Un nouveau cycle de croissance
Après avoir atteint les objectifs de son plan 2020-2025, Dékuple s’engage sur un nouveau cycle de croissance avec l’ambition de « devenir un acteur européen de référence du marketing numérique, grâce à la montée en puissance des activités conseil BtoB, agences & solutions, et à la transformation des activités de fidélisation en spécialistes de la donnée », explique Bertrand Laurioz. Pour y parvenir, le groupe s’est fixé quatre priorités. 1. Renforcer la convergence de ses expertises data, technologie et créativité. 2. Industrialiser sa performance marketing à travers une stratégie de plateformisation (avec la Dékuple platform, plateforme retail data, créative et IA déployée cette année au service des ventes en magasins). 3. Accélérer sa croissance sur des thématiques porteuses comme le retail, l’assurance et l’ensemble des verticales à forte intensité marketing (automobile, luxe, télécom, énergie, immobilier). 4. Poursuivre son expansion internationale, à la fois dans les pays où il est déjà implanté, tout en évaluant de nouveaux marchés (Italie, Pologne, Royaume-Uni).

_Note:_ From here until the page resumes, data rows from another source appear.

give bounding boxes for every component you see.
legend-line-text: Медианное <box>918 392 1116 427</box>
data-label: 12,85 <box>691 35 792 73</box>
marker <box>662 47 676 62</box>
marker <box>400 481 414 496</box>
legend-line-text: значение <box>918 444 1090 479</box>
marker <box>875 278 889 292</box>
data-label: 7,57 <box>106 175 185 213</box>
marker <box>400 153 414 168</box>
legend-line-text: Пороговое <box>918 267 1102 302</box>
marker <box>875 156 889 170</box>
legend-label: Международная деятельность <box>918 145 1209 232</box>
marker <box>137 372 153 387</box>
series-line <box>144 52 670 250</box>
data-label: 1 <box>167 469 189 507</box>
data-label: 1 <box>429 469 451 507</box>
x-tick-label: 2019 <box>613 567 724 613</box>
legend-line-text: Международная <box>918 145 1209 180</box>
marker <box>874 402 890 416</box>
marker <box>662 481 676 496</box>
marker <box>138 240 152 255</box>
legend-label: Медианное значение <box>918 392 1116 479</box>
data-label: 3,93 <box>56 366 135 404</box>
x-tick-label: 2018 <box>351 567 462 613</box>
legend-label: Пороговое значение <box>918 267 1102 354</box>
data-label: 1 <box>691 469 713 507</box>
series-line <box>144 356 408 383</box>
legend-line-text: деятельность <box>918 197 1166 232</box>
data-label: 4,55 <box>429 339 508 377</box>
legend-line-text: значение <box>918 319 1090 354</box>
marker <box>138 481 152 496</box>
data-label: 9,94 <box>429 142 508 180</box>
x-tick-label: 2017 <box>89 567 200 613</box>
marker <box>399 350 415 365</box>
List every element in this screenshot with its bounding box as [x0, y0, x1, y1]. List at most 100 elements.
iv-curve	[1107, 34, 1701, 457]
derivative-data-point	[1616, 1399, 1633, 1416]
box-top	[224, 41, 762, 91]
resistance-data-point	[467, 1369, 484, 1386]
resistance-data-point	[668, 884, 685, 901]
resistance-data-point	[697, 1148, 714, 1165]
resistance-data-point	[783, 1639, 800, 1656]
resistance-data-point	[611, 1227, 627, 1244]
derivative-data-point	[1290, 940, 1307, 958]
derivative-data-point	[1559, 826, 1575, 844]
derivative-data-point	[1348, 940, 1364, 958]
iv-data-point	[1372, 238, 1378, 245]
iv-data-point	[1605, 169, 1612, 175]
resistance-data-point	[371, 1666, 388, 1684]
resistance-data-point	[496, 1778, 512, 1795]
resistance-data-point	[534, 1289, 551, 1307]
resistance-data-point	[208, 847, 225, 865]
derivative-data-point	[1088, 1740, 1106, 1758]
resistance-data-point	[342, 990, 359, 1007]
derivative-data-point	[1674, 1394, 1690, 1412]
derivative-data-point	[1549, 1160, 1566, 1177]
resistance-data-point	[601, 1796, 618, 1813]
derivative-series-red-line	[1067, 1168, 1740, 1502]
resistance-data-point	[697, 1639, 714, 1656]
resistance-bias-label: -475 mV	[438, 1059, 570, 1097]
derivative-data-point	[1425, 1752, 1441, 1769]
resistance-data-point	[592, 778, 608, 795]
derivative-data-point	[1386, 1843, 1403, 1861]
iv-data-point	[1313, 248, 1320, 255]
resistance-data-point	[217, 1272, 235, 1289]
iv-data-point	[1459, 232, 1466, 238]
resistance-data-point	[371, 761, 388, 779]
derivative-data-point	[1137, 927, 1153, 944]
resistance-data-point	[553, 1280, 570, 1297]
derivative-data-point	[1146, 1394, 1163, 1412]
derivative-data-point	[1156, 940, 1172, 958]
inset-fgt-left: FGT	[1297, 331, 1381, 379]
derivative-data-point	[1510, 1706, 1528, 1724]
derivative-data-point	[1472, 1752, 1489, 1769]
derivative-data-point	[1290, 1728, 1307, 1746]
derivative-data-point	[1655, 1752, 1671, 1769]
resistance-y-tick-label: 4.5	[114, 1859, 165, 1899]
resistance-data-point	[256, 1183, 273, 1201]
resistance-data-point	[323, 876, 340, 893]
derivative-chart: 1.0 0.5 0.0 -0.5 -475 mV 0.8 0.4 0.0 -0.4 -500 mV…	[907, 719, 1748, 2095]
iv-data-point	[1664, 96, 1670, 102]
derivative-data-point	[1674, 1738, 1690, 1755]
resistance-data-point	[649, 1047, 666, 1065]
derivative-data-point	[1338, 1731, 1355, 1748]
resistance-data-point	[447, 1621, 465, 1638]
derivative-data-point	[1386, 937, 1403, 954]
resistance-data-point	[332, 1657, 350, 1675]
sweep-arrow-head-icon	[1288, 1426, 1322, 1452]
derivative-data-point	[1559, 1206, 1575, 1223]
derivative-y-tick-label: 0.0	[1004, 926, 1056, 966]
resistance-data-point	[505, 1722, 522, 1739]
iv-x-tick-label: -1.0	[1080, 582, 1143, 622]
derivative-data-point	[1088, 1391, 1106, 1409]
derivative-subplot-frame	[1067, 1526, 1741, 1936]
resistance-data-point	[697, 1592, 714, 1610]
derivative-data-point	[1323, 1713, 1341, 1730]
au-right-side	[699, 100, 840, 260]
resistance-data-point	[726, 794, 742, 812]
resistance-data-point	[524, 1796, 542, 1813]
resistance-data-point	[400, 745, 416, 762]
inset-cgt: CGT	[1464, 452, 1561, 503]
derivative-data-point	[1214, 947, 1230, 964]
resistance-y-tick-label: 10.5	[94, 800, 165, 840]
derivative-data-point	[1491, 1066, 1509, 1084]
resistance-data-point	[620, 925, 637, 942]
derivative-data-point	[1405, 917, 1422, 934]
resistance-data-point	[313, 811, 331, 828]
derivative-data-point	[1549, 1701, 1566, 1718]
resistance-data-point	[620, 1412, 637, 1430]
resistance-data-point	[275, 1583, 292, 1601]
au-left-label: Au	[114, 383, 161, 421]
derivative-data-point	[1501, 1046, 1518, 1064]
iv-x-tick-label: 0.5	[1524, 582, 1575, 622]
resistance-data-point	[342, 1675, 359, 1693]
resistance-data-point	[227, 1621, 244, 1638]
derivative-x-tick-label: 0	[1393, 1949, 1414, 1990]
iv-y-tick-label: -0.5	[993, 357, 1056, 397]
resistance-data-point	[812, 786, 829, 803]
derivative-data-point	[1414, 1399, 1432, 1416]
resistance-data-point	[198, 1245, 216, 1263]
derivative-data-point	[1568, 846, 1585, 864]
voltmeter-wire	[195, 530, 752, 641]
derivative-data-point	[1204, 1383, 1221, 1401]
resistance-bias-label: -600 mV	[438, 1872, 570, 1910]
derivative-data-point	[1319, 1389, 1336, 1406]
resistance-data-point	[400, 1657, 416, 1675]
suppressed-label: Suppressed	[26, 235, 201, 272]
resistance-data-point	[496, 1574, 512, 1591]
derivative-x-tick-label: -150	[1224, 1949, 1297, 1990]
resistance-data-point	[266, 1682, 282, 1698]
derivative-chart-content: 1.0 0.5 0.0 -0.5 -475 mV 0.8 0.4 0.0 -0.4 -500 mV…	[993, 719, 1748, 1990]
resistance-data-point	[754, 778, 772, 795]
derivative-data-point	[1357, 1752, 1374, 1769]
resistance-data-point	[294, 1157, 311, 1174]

La presse en net recul mais toujours d’actualité
Pour atteindre ces objectifs de croissance, Dékuple est prêt à investir 150 millions d’euros sur la période 2025-2030, dont 50 millions consacrés aux actifs technologiques et 100 millions aux acquisitions structurantes et aux rachats de minoritaires (reprise des parts des entrepreneurs qui ont rejoint le groupe en s’engageant à y rester huit ans).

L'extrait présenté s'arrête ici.